Vorige maand was de adelselectie binnen het kwartier goedgekeurd, en de koning was al zijn laarzen aan het vastgespen toen onze directeur plotseling uitriep : ?Sire, tedju. We hebben er één te weinig. Ge hebt niet goed geteld.? De koning, die niet eens wist dat het aantal nieuwe edelen vooraf vastlag, vloekte binnensmonds om het oponthoud : ?Ik heb niemand meer. Hebt gij nog voorstellen ??

Onze directeur schudde van nee, maar een geheimzinnig lachje speelde om zijn lippen : ?We moeten iemand vinden, Sire. Het zou beledigend zijn voor uw al veel geplaagde volk, als ooit zou uitkomen dat er niet genoeg gegadigden waren voor een adellijke titel. Surtout degenen die zoveel gestort hebben, zullen u dat niet in dank afnemen.?
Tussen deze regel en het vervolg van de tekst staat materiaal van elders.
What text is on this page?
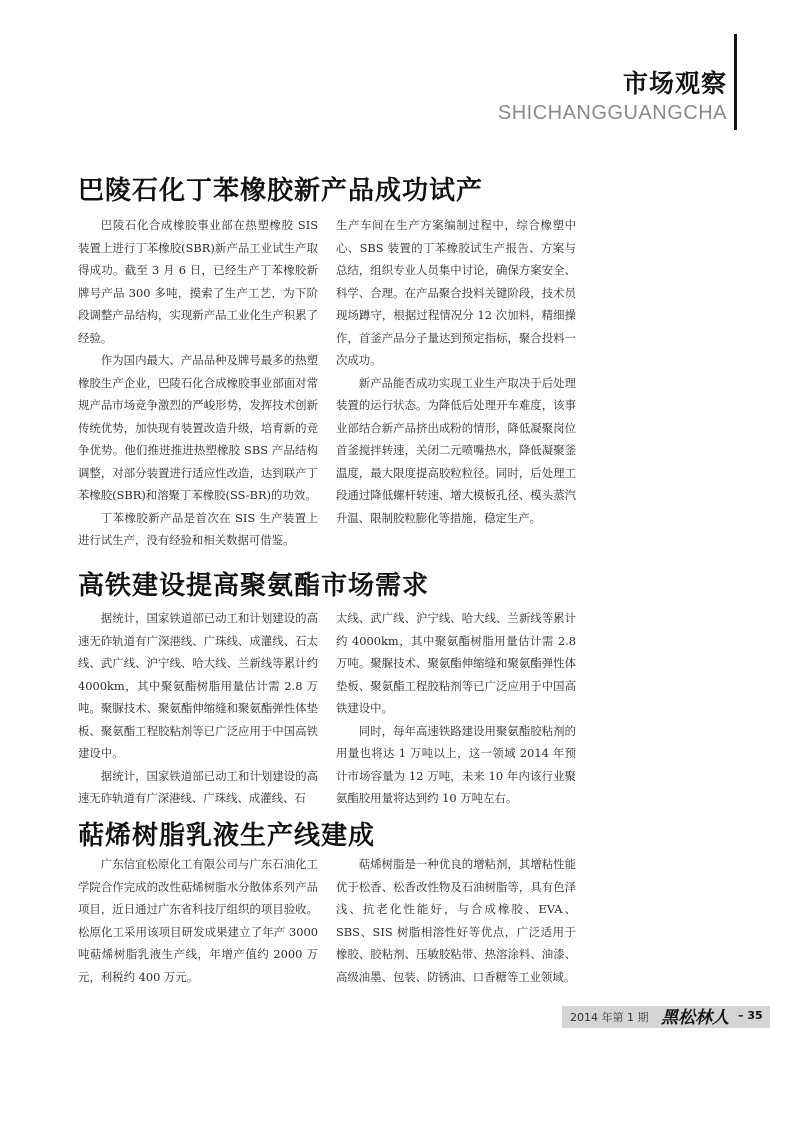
市场观察
SHICHANGGUANGCHA
巴陵石化丁苯橡胶新产品成功试产

巴陵石化合成橡胶事业部在热塑橡胶 SIS 装置上进行丁苯橡胶(SBR)新产品工业试生产取得成功。截至 3 月 6 日，已经生产丁苯橡胶新牌号产品 300 多吨，摸索了生产工艺，为下阶段调整产品结构，实现新产品工业化生产积累了经验。

作为国内最大、产品品种及牌号最多的热塑橡胶生产企业，巴陵石化合成橡胶事业部面对常规产品市场竞争激烈的严峻形势，发挥技术创新传统优势，加快现有装置改造升级，培育新的竞争优势。他们推进推进热塑橡胶 SBS 产品结构调整，对部分装置进行适应性改造，达到联产丁苯橡胶(SBR)和溶聚丁苯橡胶(SS-BR)的功效。

丁苯橡胶新产品是首次在 SIS 生产装置上进行试生产，没有经验和相关数据可借鉴。

生产车间在生产方案编制过程中，综合橡塑中心、SBS 装置的丁苯橡胶试生产报告、方案与总结，组织专业人员集中讨论，确保方案安全、科学、合理。在产品聚合投料关键阶段，技术员现场蹲守，根据过程情况分 12 次加料，精细操作，首釜产品分子量达到预定指标，聚合投料一次成功。

新产品能否成功实现工业生产取决于后处理装置的运行状态。为降低后处理开车难度，该事业部结合新产品挤出成粉的情形，降低凝聚岗位首釜搅拌转速，关闭二元喷嘴热水，降低凝聚釜温度，最大限度提高胶粒粒径。同时，后处理工段通过降低螺杆转速、增大模板孔径、模头蒸汽升温、限制胶粒膨化等措施，稳定生产。

高铁建设提高聚氨酯市场需求

据统计，国家铁道部已动工和计划建设的高速无砟轨道有广深港线、广珠线、成灌线、石太线、武广线、沪宁线、哈大线、兰新线等累计约 4000km，其中聚氨酯树脂用量估计需 2.8 万吨。聚脲技术、聚氨酯伸缩缝和聚氨酯弹性体垫板、聚氨酯工程胶粘剂等已广泛应用于中国高铁建设中。

据统计，国家铁道部已动工和计划建设的高速无砟轨道有广深港线、广珠线、成灌线、石

太线、武广线、沪宁线、哈大线、兰新线等累计约 4000km，其中聚氨酯树脂用量估计需 2.8 万吨。聚脲技术、聚氨酯伸缩缝和聚氨酯弹性体垫板、聚氨酯工程胶粘剂等已广泛应用于中国高铁建设中。

同时，每年高速铁路建设用聚氨酯胶粘剂的用量也将达 1 万吨以上，这一领域 2014 年预计市场容量为 12 万吨，未来 10 年内该行业聚氨酯胶用量将达到约 10 万吨左右。

萜烯树脂乳液生产线建成

广东信宜松原化工有限公司与广东石油化工学院合作完成的改性萜烯树脂水分散体系列产品项目，近日通过广东省科技厅组织的项目验收。松原化工采用该项目研发成果建立了年产 3000 吨萜烯树脂乳液生产线，年增产值约 2000 万元，利税约 400 万元。

萜烯树脂是一种优良的增粘剂，其增粘性能优于松香、松香改性物及石油树脂等，具有色泽浅、抗老化性能好，与合成橡胶、EVA、SBS、SIS 树脂相溶性好等优点，广泛适用于橡胶、胶粘剂、压敏胶粘带、热溶涂料、油漆、高级油墨、包装、防锈油、口香糖等工业领域。

2014 年第 1 期 黑松林人 – 35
De koning had om half tien met enkele getatoeëerde vrienden afgesproken voor een wedstrijdje op het klaverblad van Sint-Niklaas, en moest dringend vertrekken. Hij besloot dat onze directeur het zelf maar moest uitzoeken. Zijn kandidaten werden toch allemaal afgewezen. ?Trek uw plan Sus. Als ge goed nadenkt, schiet u wel een naam te binnen. Ik ben weg, salut.?

Onze directeur staarde de wegstuivende motor na, schroefde het dopje van zijn gouden pen en schreef met zwierige letters onderaan de lijst : ?Verleyen Frans.? Daarna schonk hij zijn glas nog eens vol.